To appreciate the importance of sales training, consider that CSO Insights reports an average annual sales team turnover rate of about 25 percent, and the National Automobile Dealers Association reported turnover of over 65 percent among sales consultants at U.S. dealerships in 2015. It’s a costly problem. One poor hire can cost a firm hundreds of thousands of dollars, between the hard out-of-pocket costs and the lost potential.

Hiring the wrong salespeople is a major contributor to the turnover problem. Tepid leadership support for training almost ensures failure. Assuming these two factors – good hiring and leadership support of training – appropriately reinforce sales training, are we home free?

When we want strong business development, we must complement sales skills training with sales mindset training.

Most people enter the workforce embracing “social values”; they want people to like them. This value can be a double-edged sword for salespeople. Being likable can give you access to decision-makers, but one of the best ways to encourage a buyer to like you is to cut your price.

For effective business development, we need salespeople with business values – who want profitable customers. These salespeople are willing to be sufficiently assertive, to challenge the prospect’s thinking and to overcome resistance. They will act on a “do or die” premise rather than “best efforts.” (In business development, best efforts fail 100 percent of the time.)

This mindset suggests we need entrepreneurs, but there aren’t enough to go around. According to the DiSC profile estimates of the population, no more than 18 percent of our population is entrepreneurial. With 300 million people in the U.S., about 54 million are entrepreneurial, and half are in the workforce.

The good news is there are plenty of hybrid entrepreneurs, potential salespeople with many of the entrepreneur’s qualities, who need support, including mindset training. Are you providing this training?

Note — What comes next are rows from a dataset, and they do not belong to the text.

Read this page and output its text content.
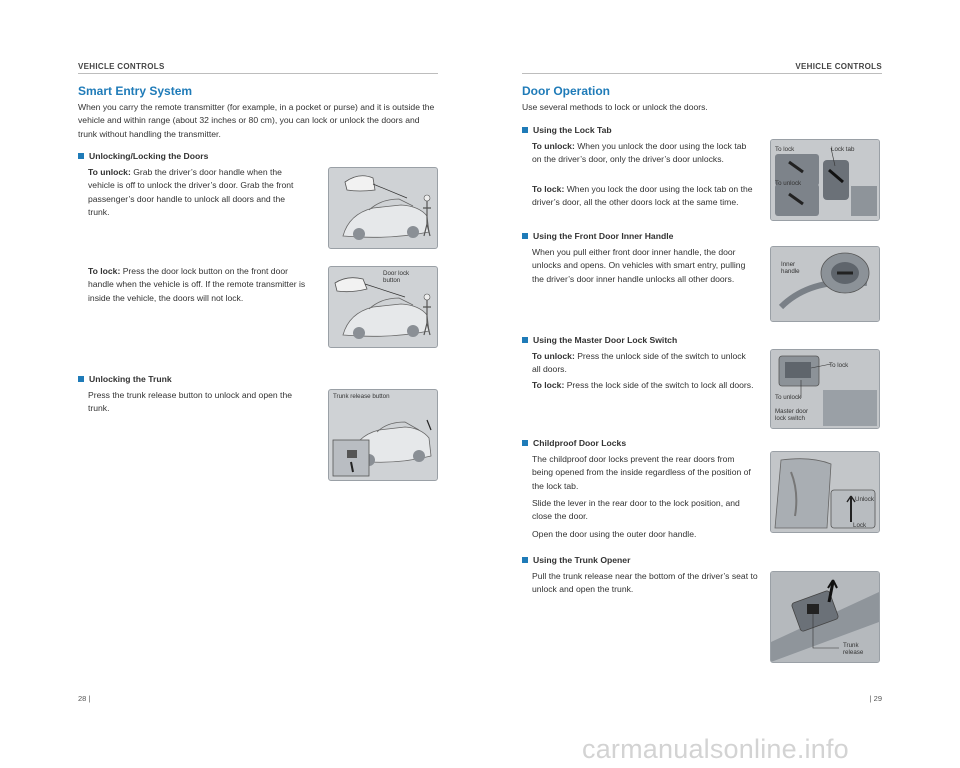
VEHICLE CONTROLS
Smart Entry System

When you carry the remote transmitter (for example, in a pocket or purse) and it is outside the vehicle and within range (about 32 inches or 80 cm), you can lock or unlock the doors and trunk without handling the transmitter.

Unlocking/Locking the Doors

To unlock: Grab the driver’s door handle when the vehicle is off to unlock the driver’s door. Grab the front passenger’s door handle to unlock all doors and the trunk.

To lock: Press the door lock button on the front door handle when the vehicle is off. If the remote transmitter is inside the vehicle, the doors will not lock.

Door lock
button
Unlocking the Trunk

Press the trunk release button to unlock and open the trunk.

Trunk release button
28 |
VEHICLE CONTROLS
Door Operation

Use several methods to lock or unlock the doors.

Using the Lock Tab

To unlock: When you unlock the door using the lock tab on the driver’s door, only the driver’s door unlocks.

To lock: When you lock the door using the lock tab on the driver’s door, all the other doors lock at the same time.

To lock	Lock tab
To unlock
Using the Front Door Inner Handle

When you pull either front door inner handle, the door unlocks and opens. On vehicles with smart entry, pulling the driver’s door inner handle unlocks all other doors.

Inner
handle
Using the Master Door Lock Switch

To unlock: Press the unlock side of the switch to unlock all doors.

To lock: Press the lock side of the switch to lock all doors.

To lock
To unlock
Master door
lock switch
Childproof Door Locks

The childproof door locks prevent the rear doors from being opened from the inside regardless of the position of the lock tab.

Slide the lever in the rear door to the lock position, and close the door.

Open the door using the outer door handle.

Unlock
Lock
Using the Trunk Opener

Pull the trunk release near the bottom of the driver’s seat to unlock and open the trunk.

Trunk
release
| 29
carmanualsonline.info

We need to train and coach salespeople to be bolder, take more chances and be more entrepreneurial. How can we do this? Often, we need to affect a mindset transplant. Too many salespeople have been influenced directly or indirectly by Willy Loman, the slimy loser in “Death of a Salesman.” When they enter the workforce with social values, despising Willy Loman, they have taken themselves out of the game.

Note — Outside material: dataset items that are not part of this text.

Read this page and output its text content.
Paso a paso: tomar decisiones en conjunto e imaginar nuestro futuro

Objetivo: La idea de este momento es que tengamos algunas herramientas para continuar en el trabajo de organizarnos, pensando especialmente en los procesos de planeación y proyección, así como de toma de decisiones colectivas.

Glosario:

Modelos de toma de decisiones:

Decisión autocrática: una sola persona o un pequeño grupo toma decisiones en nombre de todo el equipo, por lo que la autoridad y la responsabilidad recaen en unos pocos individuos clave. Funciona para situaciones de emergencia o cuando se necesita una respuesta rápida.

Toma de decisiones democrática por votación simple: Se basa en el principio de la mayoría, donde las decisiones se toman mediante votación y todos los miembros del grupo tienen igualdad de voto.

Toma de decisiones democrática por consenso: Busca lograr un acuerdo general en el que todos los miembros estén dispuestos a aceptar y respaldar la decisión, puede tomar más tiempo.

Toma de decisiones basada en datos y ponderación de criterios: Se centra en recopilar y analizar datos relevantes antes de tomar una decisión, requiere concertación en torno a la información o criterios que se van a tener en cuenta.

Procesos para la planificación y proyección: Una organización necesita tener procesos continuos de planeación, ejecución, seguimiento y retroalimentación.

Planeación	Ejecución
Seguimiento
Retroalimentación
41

This is so unfortunate, because business development salespeople are heroes. In “Hero with a Thousand Faces,” Joseph Campbell traces the power of myth and the hero’s quest; the champion becomes a hero when he or she accepts the quest and leaves the village to face the unknown. Business developers do this every day. They are heroes!

We need to celebrate this heroism with bold behavior stories. At the outset, we prime the pump by telling stories; in short order, those stories have to be replaced by the stories from the salespeople in the training. We need to give them easy ways to achieve wins so that team members will learn from each other.

If we don’t train for mindset, we run into the “rubber-band” effect. When we teach the skills and behaviors needed for sales success, we stretch the salesperson’s mind. But if we don’t achieve a mindset/values shift, the mind snaps back into its original shape, just as a stretched rubber band does when you release one end.

If we don’t embrace mindset training, we may be dooming sales training as a profession.